With your money all laid out in front of you, you can see what you tend to spend on. Now it’s time to negotiate with yourself. If you really feel like you can’t live without your morning coffee, but could probably make lunch three days a week instead of buying it, you’ve made a compromise. There are endless tiny ways you can begin to save money, without preventing yourself from doing too much. Planning ahead is key – book taxis in advance or online for better deals, call clubs and gigs to see if they’re offering discounts on group entry and look up local restaurants to see what lunch offers they have running.
Just make sure you’re having an honest conversation with yourself about money. – “Okay, I really want these shoes, but I can’t afford them right now. But if I don’t eat out for the next two weeks, I’ll have saved enough to buy them.”
3. Know Where It’s Coming From, Know Where It’s Going
Everything we’ve talked about so far is completely pointless if you don’t actually have a budget. Budgeting can be hard if you’re a student or just starting out and not earning much (or anything!) but everyone has to know where their money is coming from and where it’s going.
Whether you have a loan, savings or your parents are helping you out, you can map out some kind of plan that will keep your spending on track. Give yourself a maximum spending limit a week, based on your needs, and keep track of what you spend during the week. I’ll try to give you a quick example of my own budget for this summer:
Journalism training course x 9 weeks = $6,000
Rent in the city x 9 weeks = $3,000
Public transport to and from the offices = $128
Food and social allowance = $50 a week = $450
I’ve given myself a $10,000 budget for my vocational training this summer, including my accommodation, travel costs and food and social spending. I’ve estimated the maximum I’d think I’d spend each week during the nine week course, but each week will vary and some will be less or more. It’s important to give yourself a bit of room to breathe and manoeveur, so you don’t feel guilty if the budget bends a little.
4. Save Now, Enjoy Tomorrow
Budgeting is the best way for young people to get themselves on track with money. A lot of us won’t have a direct income, but if you can be smart with a student loan or your parent’s money, you’ll be well set up for when you start earning for yourself.
Forgiving yourself is essential with any budget, at any point in your life. Some months, things just won’t work out, and you’ll have to spend a little more here and there.
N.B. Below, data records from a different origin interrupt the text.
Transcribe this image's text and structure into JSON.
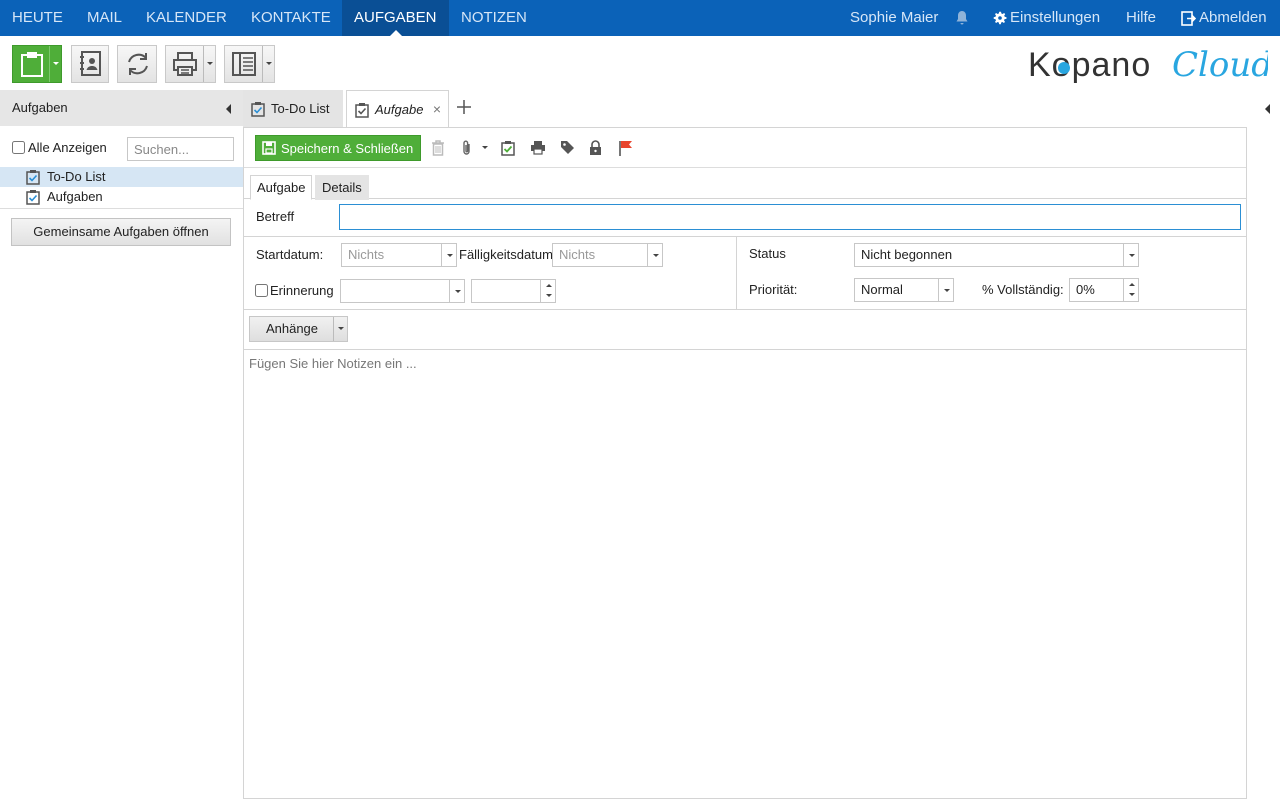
{
  "nav": {
    "items": [
      {
        "label": "HEUTE"
      },
      {
        "label": "MAIL"
      },
      {
        "label": "KALENDER"
      },
      {
        "label": "KONTAKTE"
      },
      {
        "label": "AUFGABEN",
        "active": true
      },
      {
        "label": "NOTIZEN"
      }
    ],
    "user": "Sophie Maier",
    "settings": "Einstellungen",
    "help": "Hilfe",
    "logout": "Abmelden"
  },
  "brand": {
    "name": "Kopano Cloud"
  },
  "left_panel": {
    "title": "Aufgaben",
    "show_all": "Alle Anzeigen",
    "search_placeholder": "Suchen...",
    "folders": [
      {
        "label": "To-Do List",
        "selected": true
      },
      {
        "label": "Aufgaben",
        "selected": false
      }
    ],
    "open_shared": "Gemeinsame Aufgaben öffnen"
  },
  "tabs": [
    {
      "label": "To-Do List",
      "active": false
    },
    {
      "label": "Aufgabe",
      "active": true
    }
  ],
  "form": {
    "save_close": "Speichern & Schließen",
    "subtabs": [
      "Aufgabe",
      "Details"
    ],
    "betreff_label": "Betreff",
    "betreff_value": "",
    "start_label": "Startdatum:",
    "start_value": "Nichts",
    "due_label": "Fälligkeitsdatum:",
    "due_value": "Nichts",
    "reminder_label": "Erinnerung",
    "status_label": "Status",
    "status_value": "Nicht begonnen",
    "priority_label": "Priorität:",
    "priority_value": "Normal",
    "complete_label": "% Vollständig:",
    "complete_value": "0%",
    "attachments": "Anhänge",
    "notes_placeholder": "Fügen Sie hier Notizen ein ..."
  },
  "colors": {
    "nav_bg": "#0b62b8",
    "nav_active": "#0a4f95",
    "accent_green": "#4fae39",
    "selection": "#d6e6f4"
  }
}
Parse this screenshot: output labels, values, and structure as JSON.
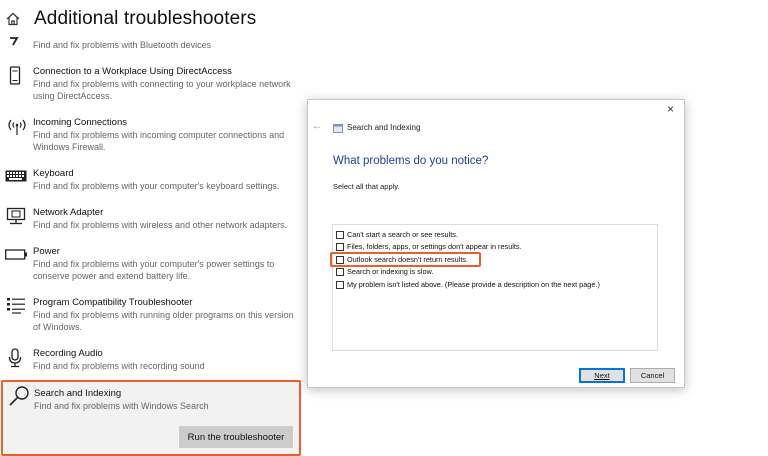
{
  "settings": {
    "title": "Additional troubleshooters",
    "items": [
      {
        "title": "",
        "desc": "Find and fix problems with Bluetooth devices"
      },
      {
        "title": "Connection to a Workplace Using DirectAccess",
        "desc": "Find and fix problems with connecting to your workplace network using DirectAccess."
      },
      {
        "title": "Incoming Connections",
        "desc": "Find and fix problems with incoming computer connections and Windows Firewall."
      },
      {
        "title": "Keyboard",
        "desc": "Find and fix problems with your computer's keyboard settings."
      },
      {
        "title": "Network Adapter",
        "desc": "Find and fix problems with wireless and other network adapters."
      },
      {
        "title": "Power",
        "desc": "Find and fix problems with your computer's power settings to conserve power and extend battery life."
      },
      {
        "title": "Program Compatibility Troubleshooter",
        "desc": "Find and fix problems with running older programs on this version of Windows."
      },
      {
        "title": "Recording Audio",
        "desc": "Find and fix problems with recording sound"
      }
    ],
    "selected": {
      "title": "Search and Indexing",
      "desc": "Find and fix problems with Windows Search",
      "button": "Run the troubleshooter"
    },
    "icons": [
      "home-icon",
      "bluetooth-icon",
      "phone-directaccess-icon",
      "antenna-icon",
      "keyboard-icon",
      "network-monitor-icon",
      "battery-icon",
      "list-icon",
      "microphone-icon",
      "search-icon"
    ]
  },
  "dialog": {
    "close": "×",
    "back": "←",
    "app_title": "Search and Indexing",
    "heading": "What problems do you notice?",
    "instruction": "Select all that apply.",
    "options": [
      "Can't start a search or see results.",
      "Files, folders, apps, or settings don't appear in results.",
      "Outlook search doesn't return results.",
      "Search or indexing is slow.",
      "My problem isn't listed above. (Please provide a description on the next page.)"
    ],
    "next_label": "Next",
    "cancel_label": "Cancel"
  },
  "colors": {
    "highlight": "#e8602f",
    "heading_blue": "#1e3f94",
    "button_grey": "#cccccc"
  }
}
Don’t beat yourself up about it – just assess where the money went, and where you can save a little extra in coming weeks.
It’s also important not to feel like you have to spend to the limits of your budget – if you’re nearing the end of the week/month and you have some money leftover, do not make it rain. Put the money aside or into a savings account and let that grow. You will always be grateful to have some extra savings in life. Just think – every pair of shoes you don’t buy today will only add up to an even better pair in the future!